Why presumeably? Still an assumption? We need certainties here !
Anyway, I read not the same things as you.
> and in the
>
> Why can't the azide group replace the water OH bonding? H-bonds are
> stronger than some, but they are non-covelant. They are changing all
> the time: if they weren't water wouldn't be a liquid at room
> temperature!
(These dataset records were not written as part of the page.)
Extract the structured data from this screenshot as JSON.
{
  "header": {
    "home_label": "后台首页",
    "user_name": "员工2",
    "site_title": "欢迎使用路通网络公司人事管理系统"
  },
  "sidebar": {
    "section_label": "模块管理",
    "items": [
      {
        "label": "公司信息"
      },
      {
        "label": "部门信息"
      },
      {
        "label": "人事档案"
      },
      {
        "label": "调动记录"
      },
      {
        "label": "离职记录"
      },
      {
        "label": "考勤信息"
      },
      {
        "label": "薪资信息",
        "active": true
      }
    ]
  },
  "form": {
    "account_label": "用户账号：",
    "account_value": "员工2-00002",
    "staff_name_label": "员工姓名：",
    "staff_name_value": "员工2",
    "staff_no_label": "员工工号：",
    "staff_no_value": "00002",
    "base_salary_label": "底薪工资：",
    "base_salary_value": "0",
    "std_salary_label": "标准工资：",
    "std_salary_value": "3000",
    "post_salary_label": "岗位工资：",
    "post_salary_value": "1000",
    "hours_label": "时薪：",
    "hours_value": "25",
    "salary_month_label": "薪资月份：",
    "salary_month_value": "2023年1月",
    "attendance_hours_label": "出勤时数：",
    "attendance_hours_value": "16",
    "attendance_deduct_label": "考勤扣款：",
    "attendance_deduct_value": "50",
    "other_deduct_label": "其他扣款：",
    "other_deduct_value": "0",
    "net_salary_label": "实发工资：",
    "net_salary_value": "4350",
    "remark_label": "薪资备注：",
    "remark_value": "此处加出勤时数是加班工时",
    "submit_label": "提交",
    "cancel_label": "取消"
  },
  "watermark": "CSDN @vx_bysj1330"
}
I see no problem with H-bonds being replaced, altered,
> swapped out, unused....they're dynamic bonds by their very nature.
I see a big problem.
Here are the physical properties of hydrazoic acid :
http://www.osha-slc.gov/dts/sltc/me...d211/id211.html
Synonym name Hydrogen azide
Chemical formula HN3
Structural formula H-N=NN
Formula weight 43.03
Freezing point -80°C
Boiling point 37°C
For water, we have :
Formula weight 18
Freezing point 0°C
Boiling point 100°C
It is very obvious that hydrogen bonding is much more strong between O
and H then between NNN and H. You can say that we have two
possibilities for hydrogen bonding in water. But methanol has these
properties :
Formula weight 32
Boiling point 65°C
For instance, you can also look to this synthesis :
http://www.rhodium.ws/chemistry/eleusis/mda.html
and see that hydrazoic acid is soluble in benzene. What for a polar
component !
> It makes sense that with AZT versus 3TC, the mutations are in an area
> which interacts with the modified bit of the nucleotide found in AZT
> but not 3TC. All this supports the proposed mechanism of viral
> resistance.
>
>
> Not quite so clearly - at least to me. I can see no difference
> between a hydrogen bond formed between hydroxyl groups and azide
> groups: it's all just a matter of dipoles after all and electron
> clouds.
I have given reference above, which prove the contrary without
ambiguity
In certain situations (taking into account all the other
> bonds being formed and steric conformation alterations due to bonding)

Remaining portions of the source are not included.